PROVIDENCE, R.I. (WPRI) — As thousands of Rhode Islanders continue to wait on their tax returns, a state lawmaker is proposing legislation that would force the state to pay added interest on late refunds.
Rep. Doreen Costa said she’s had several constituents waiting months for their tax refunds because of minor mistakes on their forms.
“It’s negligence on the Division of Taxation,” she said. “They should be calling these people and say, ‘come on down, let’s get this fixed so we can get your money to you,’ and they’re not doing that.”

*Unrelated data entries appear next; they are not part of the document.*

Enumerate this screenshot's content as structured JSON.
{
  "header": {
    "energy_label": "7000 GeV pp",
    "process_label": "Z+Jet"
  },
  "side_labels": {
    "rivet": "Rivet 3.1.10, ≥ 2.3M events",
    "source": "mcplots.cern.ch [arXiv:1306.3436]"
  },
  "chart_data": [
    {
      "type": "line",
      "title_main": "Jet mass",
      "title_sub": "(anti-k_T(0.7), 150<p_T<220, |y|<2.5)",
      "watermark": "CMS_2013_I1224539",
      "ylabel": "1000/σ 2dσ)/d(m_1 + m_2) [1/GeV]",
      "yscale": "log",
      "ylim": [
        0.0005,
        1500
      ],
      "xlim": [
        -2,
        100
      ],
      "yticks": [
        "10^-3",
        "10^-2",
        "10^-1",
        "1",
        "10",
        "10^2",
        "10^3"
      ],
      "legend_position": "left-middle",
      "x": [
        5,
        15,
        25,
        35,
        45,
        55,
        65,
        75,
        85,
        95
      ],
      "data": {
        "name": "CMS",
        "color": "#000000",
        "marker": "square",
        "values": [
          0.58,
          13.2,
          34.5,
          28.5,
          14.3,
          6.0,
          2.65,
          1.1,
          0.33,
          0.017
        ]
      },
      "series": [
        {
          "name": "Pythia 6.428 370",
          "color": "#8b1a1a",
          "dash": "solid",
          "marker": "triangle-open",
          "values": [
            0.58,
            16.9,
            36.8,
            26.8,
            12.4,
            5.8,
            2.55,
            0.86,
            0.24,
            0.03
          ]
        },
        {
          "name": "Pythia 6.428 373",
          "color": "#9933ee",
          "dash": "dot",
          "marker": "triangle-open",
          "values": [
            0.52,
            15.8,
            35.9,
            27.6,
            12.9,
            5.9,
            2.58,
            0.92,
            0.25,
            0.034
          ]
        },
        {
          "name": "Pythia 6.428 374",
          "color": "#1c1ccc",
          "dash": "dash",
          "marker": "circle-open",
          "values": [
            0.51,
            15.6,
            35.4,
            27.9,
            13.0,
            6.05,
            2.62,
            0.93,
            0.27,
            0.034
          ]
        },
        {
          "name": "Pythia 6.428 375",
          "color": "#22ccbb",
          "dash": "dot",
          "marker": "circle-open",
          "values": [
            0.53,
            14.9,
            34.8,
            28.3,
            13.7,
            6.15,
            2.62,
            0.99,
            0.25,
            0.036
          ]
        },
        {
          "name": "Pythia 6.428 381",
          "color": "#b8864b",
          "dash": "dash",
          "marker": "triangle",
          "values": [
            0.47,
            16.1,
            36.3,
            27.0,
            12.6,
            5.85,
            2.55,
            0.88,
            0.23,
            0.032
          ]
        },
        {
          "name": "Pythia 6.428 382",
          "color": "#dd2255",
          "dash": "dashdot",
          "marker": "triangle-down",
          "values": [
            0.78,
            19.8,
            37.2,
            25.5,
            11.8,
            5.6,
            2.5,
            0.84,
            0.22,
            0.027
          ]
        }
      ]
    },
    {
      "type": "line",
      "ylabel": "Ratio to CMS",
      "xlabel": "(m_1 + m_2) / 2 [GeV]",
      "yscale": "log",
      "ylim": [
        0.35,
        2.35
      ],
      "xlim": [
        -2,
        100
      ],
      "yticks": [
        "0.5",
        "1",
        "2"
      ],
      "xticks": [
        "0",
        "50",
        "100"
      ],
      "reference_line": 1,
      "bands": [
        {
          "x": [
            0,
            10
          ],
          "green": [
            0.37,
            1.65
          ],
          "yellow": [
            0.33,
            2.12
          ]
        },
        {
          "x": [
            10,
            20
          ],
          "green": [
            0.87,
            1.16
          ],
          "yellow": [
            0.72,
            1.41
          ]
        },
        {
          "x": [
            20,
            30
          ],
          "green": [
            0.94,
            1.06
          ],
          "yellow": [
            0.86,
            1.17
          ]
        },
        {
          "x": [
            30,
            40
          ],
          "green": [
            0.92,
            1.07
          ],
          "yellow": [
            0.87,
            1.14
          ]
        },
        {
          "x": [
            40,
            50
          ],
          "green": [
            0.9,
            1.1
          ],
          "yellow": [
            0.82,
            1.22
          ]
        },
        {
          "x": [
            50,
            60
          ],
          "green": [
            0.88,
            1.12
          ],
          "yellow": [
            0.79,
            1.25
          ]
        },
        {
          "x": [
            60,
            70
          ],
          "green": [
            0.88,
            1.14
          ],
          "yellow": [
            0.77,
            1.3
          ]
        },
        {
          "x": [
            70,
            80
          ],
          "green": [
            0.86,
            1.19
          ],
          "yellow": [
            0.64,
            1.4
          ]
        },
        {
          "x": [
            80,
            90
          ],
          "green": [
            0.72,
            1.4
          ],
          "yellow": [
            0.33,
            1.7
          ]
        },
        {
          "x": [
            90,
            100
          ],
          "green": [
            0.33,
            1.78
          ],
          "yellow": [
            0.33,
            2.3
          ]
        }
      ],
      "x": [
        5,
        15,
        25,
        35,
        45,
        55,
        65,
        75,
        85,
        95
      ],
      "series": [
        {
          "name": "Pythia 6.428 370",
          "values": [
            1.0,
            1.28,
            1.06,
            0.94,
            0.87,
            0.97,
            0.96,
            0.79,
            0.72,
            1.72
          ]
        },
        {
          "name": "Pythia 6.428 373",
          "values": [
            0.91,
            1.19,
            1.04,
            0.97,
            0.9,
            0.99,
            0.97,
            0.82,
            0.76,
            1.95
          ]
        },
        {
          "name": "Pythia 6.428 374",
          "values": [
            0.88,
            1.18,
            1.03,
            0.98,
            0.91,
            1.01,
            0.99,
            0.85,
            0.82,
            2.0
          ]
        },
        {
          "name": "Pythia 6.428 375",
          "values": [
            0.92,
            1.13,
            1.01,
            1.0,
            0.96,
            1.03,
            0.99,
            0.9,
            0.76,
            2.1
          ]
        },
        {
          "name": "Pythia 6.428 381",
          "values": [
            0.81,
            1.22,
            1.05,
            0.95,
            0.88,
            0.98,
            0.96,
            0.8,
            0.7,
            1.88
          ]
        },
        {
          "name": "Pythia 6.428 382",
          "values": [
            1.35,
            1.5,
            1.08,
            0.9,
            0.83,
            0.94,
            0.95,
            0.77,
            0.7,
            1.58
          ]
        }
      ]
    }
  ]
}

Costa, R-North Kingstown, submitted her bill on Tuesday, saying she has two co-sponsors, Reps. Robert Nardolillo and Sherry Roberts. The proposal would require the state to pay interest at 12 percent per day to anyone who’s still waiting on their refund after June 30.
“Why should they charge you 18 percent for every time you’re late and you owe taxes, and you can’t do anything when it’s the other way around?” Costa asked. “It’s not right.”
The state of Rhode Island is currently required to pay interest at 3.25 percent for any returns that aren’t issued within 90 calendar days of the filing deadline, as long as they were filed on time. Since this year’s deadline was April 18, interest payments would begin in mid-July.
A spokesperson for Gov. Gina Raimondo said her office plans to review the legislation.
“We’ve already identified more than 40,000 returns that have had mistakes or have multiple filings using the same SSN. Each one of these 40,000 returns needs to be individually reviewed. Unfortunately, getting it right and getting it done fast don’t always go together.”
Last week, the acting tax administrator said she expects all refunds to be issued by mid-July. Approximately 6,000 were issued in the past week alone, meaning the Division of Taxation has so far sent out about 90 percent of the refunds owed this tax season.
In a statement, a spokesperson for the agency said, “the Division is operating in the best interests of Rhode Islanders. It has allocated resources to expedite refunds while continuing to protect taxpayers from fraud and identity theft.”